We are building basically a real-world asset backed token and we are investing into natural resources and real-world assets all over the world, building a diversified portfolio of those assets and backing our token with the value of the real assets,” Yeackley said.

Related: WisdomTree exec says tokenization could do to ETFs what ETFs did to mutual funds

The holdings are not what most crypto investors would expect. Kula is focused on limestone mining, rare earths, precious metals, hydropower in Nepal, agricultural land, and even an electric bike company in Kenya.

The common thread is tangible assets in emerging markets with a deliberate impact investing lens.

We act a lot like a venture capitalist fund where companies come to us looking for capital investment,” Yeackley said. “One of the big criteria that we look for is that we are an impact investment vehicle.
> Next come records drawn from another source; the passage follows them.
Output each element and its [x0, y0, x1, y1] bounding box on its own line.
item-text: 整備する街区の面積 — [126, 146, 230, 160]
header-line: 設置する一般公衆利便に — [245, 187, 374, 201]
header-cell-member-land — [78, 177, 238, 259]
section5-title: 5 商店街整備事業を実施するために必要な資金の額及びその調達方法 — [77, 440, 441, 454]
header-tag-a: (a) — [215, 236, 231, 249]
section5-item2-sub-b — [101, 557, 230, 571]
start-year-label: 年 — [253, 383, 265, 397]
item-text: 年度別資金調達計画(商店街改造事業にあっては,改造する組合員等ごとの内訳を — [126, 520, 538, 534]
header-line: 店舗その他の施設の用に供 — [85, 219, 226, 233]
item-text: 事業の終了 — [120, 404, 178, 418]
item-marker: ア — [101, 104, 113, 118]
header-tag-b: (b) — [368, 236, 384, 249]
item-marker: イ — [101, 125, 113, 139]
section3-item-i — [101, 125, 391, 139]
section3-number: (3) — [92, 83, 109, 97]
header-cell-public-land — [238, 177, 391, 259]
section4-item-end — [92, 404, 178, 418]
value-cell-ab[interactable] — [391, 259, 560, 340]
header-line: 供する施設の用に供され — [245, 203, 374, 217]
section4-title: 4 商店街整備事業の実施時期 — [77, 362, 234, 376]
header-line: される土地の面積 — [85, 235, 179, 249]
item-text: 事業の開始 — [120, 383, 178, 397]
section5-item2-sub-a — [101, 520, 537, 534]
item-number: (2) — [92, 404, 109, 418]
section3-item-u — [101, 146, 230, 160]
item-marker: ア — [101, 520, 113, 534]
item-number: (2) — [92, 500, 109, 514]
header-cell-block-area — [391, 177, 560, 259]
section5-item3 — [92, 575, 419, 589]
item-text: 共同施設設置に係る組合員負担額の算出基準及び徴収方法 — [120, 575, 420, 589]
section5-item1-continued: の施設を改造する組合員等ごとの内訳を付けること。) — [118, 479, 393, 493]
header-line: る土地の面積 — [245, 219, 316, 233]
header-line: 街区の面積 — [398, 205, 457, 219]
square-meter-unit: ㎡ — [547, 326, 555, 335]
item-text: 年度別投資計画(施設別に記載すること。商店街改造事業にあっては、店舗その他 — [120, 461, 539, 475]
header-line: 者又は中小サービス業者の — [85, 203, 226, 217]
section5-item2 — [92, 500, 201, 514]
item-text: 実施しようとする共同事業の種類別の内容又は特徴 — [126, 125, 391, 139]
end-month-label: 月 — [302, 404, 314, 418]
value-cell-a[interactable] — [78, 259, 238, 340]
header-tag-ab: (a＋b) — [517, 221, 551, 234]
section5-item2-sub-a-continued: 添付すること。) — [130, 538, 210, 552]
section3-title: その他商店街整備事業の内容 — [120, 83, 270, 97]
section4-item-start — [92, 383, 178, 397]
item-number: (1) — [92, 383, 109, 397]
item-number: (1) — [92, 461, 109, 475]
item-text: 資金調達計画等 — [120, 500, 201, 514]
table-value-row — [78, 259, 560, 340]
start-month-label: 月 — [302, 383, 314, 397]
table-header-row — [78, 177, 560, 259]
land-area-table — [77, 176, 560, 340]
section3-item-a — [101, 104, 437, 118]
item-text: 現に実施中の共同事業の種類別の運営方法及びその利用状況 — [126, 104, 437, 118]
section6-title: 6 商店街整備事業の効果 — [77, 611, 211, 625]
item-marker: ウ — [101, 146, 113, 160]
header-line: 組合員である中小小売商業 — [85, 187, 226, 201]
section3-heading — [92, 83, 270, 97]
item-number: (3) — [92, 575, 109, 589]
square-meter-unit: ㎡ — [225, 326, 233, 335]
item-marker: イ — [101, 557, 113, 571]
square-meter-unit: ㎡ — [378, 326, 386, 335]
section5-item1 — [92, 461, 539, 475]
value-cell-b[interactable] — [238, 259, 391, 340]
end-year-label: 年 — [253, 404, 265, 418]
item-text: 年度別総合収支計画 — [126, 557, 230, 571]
We are always looking to identify some community that we can impact positively while we invest into a natural resource or real-world asset.”

What makes the model crypto-native rather than just a VC fund with a token is how Kula uses the blockchain after the investment is made. Each asset the firm invests in becomes what they call a “regional DAO.”

The mining partner or operating company on the ground posts geological surveys, price discovery data, and contracts directly on-chain. Investors can pull up all of that information through a QR code or a single click on Kula’s website.

Every bit of information around that mine goes onto the blockchain, which then becomes transparent for all of our investors,” Yeackley said.

For industries like resource mining, where supply chains are notoriously opaque, that transparency layer is the real product. Yeackley acknowledged the firm is not going after the most conflict-heavy sectors like diamonds yet, citing geopolitical risk for a young company.

The goal is to obviously not eliminate corruption,” Yeackley said. “But we want to move the needle. If we can move the needle a little bit to bring transparency into traditionally opaque industries, we want to do that.”

Kula is early stage, and the model carries all the risks that come with VC-style investments in emerging-market natural resources: execution risk, political risk, and liquidity questions around the token itself, but it represents a version of RWA tokenization that goes well beyond putting a bond in a smart contract.

If the approach scales, it could open a category of physical commodity exposure that retail investors have never had direct access to before.

The tokenized RWA market, excluding stablecoins, hit roughly $27 billion in on-chain value by the end of Q1 2026, up about 30% in a single quarter. Tokenized commodities specifically reached $7.3 billion in market cap, making them the third-largest tokenized asset class behind private credit and U.S. Treasuries, according to a report from InvestaX.